Even as we speak, James Purnell, the former Secretary of State for Work and Pensions, whose decision to quit Government in June last year, precipitated one of the several leadership crises Mr Brown has faced, is preparing to announce he will step down as an MP at the election. This, many pundits later suggest, is because he believes Labour is set for a long period in Opposition. Isn't this type of act – particularly when he has been acclaimed worldwide for marshalling a global response to the downturn – frustrating?
"Isn't that politics? You've got to accept the rough and tough times that you live through. You've got to be resilient, otherwise it's very difficult to meet the new challenges. You go to bed at night knowing that there are a lot of problems that people are throwing at you, but get up in the morning and make sure you deal with all the challenges you face. If you were still dealing with the same problem that you had a year ago without making any progress, that would be a very bad thing."
He was 59 yesterday. Does he ever think of giving up?
"Never. It may be where I come from. I've never thought that anything was easy. You've got to work for what you get. You've got to take the blows and get up and keep fighting. It's not as difficult as some of the things that have happened in my life."

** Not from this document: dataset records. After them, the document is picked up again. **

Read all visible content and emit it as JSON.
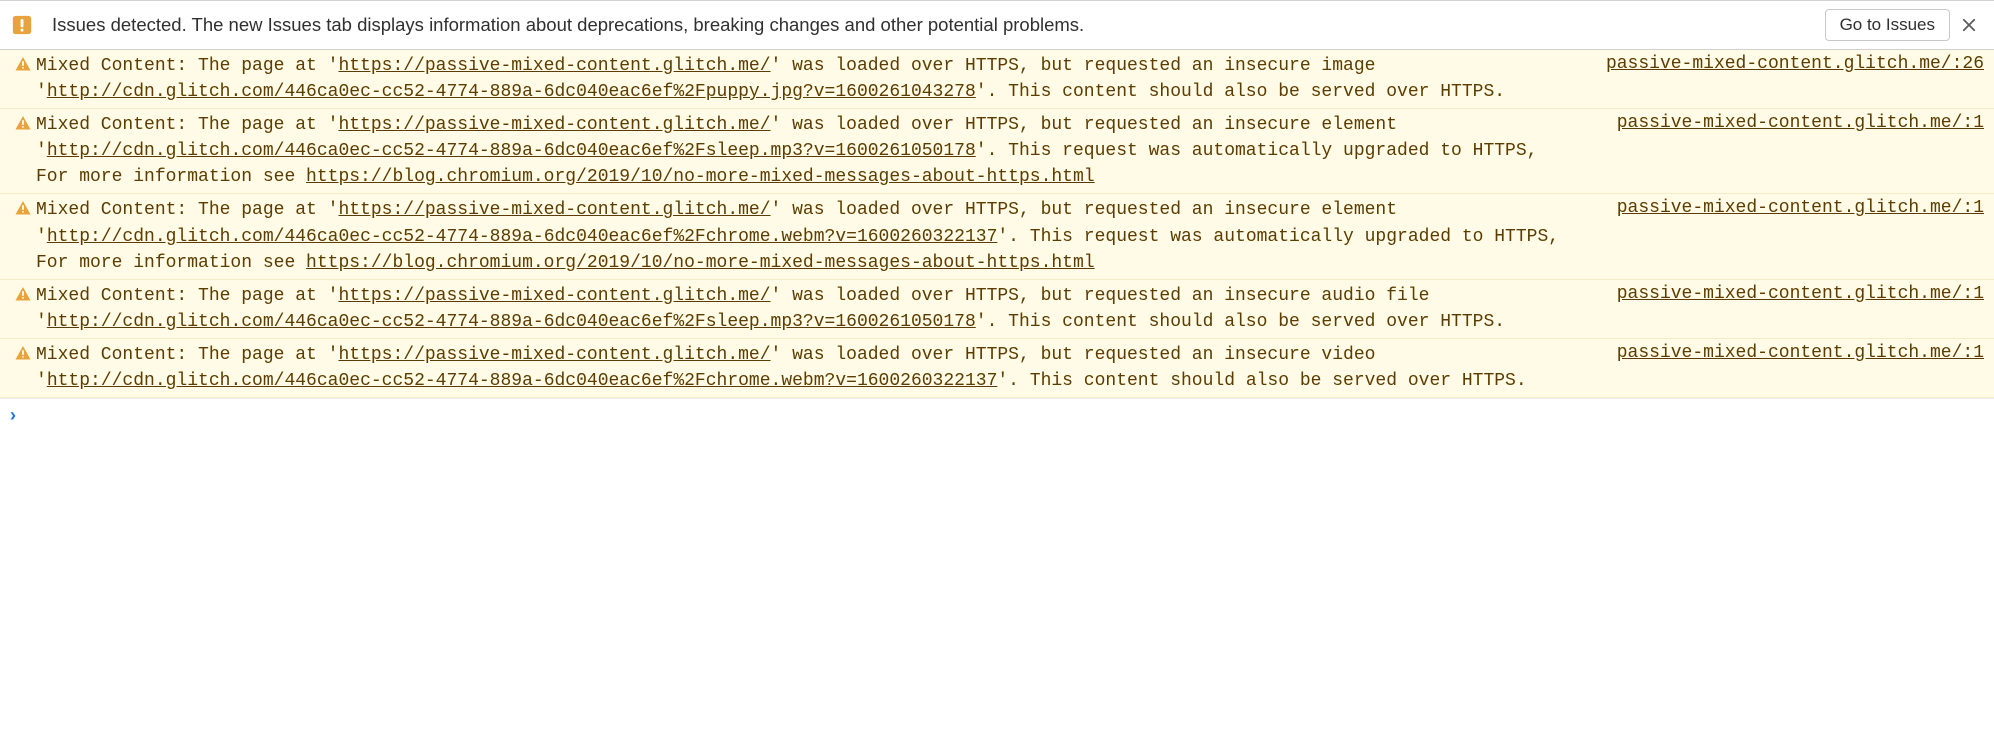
{
  "issuesBar": {
    "text": "Issues detected. The new Issues tab displays information about deprecations, breaking changes and other potential problems.",
    "button": "Go to Issues"
  },
  "pageUrl": "https://passive-mixed-content.glitch.me/",
  "blogUrl": "https://blog.chromium.org/2019/10/no-more-mixed-messages-about-https.html",
  "warnings": [
    {
      "source": "passive-mixed-content.glitch.me/:26",
      "parts": [
        {
          "t": "Mixed Content: The page at '"
        },
        {
          "l": "https://passive-mixed-content.glitch.me/"
        },
        {
          "t": "' was loaded over HTTPS, but requested an insecure image '"
        },
        {
          "l": "http://cdn.glitch.com/446ca0ec-cc52-4774-889a-6dc040eac6ef%2Fpuppy.jpg?v=1600261043278"
        },
        {
          "t": "'. This content should also be served over HTTPS."
        }
      ]
    },
    {
      "source": "passive-mixed-content.glitch.me/:1",
      "parts": [
        {
          "t": "Mixed Content: The page at '"
        },
        {
          "l": "https://passive-mixed-content.glitch.me/"
        },
        {
          "t": "' was loaded over HTTPS, but requested an insecure element '"
        },
        {
          "l": "http://cdn.glitch.com/446ca0ec-cc52-4774-889a-6dc040eac6ef%2Fsleep.mp3?v=1600261050178"
        },
        {
          "t": "'. This request was automatically upgraded to HTTPS, For more information see "
        },
        {
          "l": "https://blog.chromium.org/2019/10/no-more-mixed-messages-about-https.html"
        }
      ]
    },
    {
      "source": "passive-mixed-content.glitch.me/:1",
      "parts": [
        {
          "t": "Mixed Content: The page at '"
        },
        {
          "l": "https://passive-mixed-content.glitch.me/"
        },
        {
          "t": "' was loaded over HTTPS, but requested an insecure element '"
        },
        {
          "l": "http://cdn.glitch.com/446ca0ec-cc52-4774-889a-6dc040eac6ef%2Fchrome.webm?v=1600260322137"
        },
        {
          "t": "'. This request was automatically upgraded to HTTPS, For more information see "
        },
        {
          "l": "https://blog.chromium.org/2019/10/no-more-mixed-messages-about-https.html"
        }
      ]
    },
    {
      "source": "passive-mixed-content.glitch.me/:1",
      "parts": [
        {
          "t": "Mixed Content: The page at '"
        },
        {
          "l": "https://passive-mixed-content.glitch.me/"
        },
        {
          "t": "' was loaded over HTTPS, but requested an insecure audio file '"
        },
        {
          "l": "http://cdn.glitch.com/446ca0ec-cc52-4774-889a-6dc040eac6ef%2Fsleep.mp3?v=1600261050178"
        },
        {
          "t": "'. This content should also be served over HTTPS."
        }
      ]
    },
    {
      "source": "passive-mixed-content.glitch.me/:1",
      "parts": [
        {
          "t": "Mixed Content: The page at '"
        },
        {
          "l": "https://passive-mixed-content.glitch.me/"
        },
        {
          "t": "' was loaded over HTTPS, but requested an insecure video '"
        },
        {
          "l": "http://cdn.glitch.com/446ca0ec-cc52-4774-889a-6dc040eac6ef%2Fchrome.webm?v=1600260322137"
        },
        {
          "t": "'. This content should also be served over HTTPS."
        }
      ]
    }
  ],
  "prompt": {
    "caret": "›"
  }
}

And what of allegations that he is a bully? The End of the Party, a forthcoming book by The Observer columnist Andrew Rawnsley, is believed to suggest he once struck a member of staff, was generally unpleasant to those around him, and is chronically indecisive: witness the tortured procrastination over the October 2007 poll.
"So I'm both strong and weak? That seems to be the theme. I'm strong- willed. I'm very determined. I don't take no for an answer when I want to do something. I'm tough about getting things done. It is simply a lie to say that I've ever hit anybody in my life. I may have done one or two good tackles at rugby, but the idea that is suggested in this so-called inside account is just ludicrous."
And with that, the talk turn to that most vital of subjects, Scottish football. His side is lowly Raith Rovers. They lost 4-0 at home last week in a First Division match, a game he missed because Operation Moshtarak was getting under way. But, in midweek, they went to Premier League side Aberdeen, and, against the odds, won 1-0 in a Scottish Cup replay. An omen, of sorts?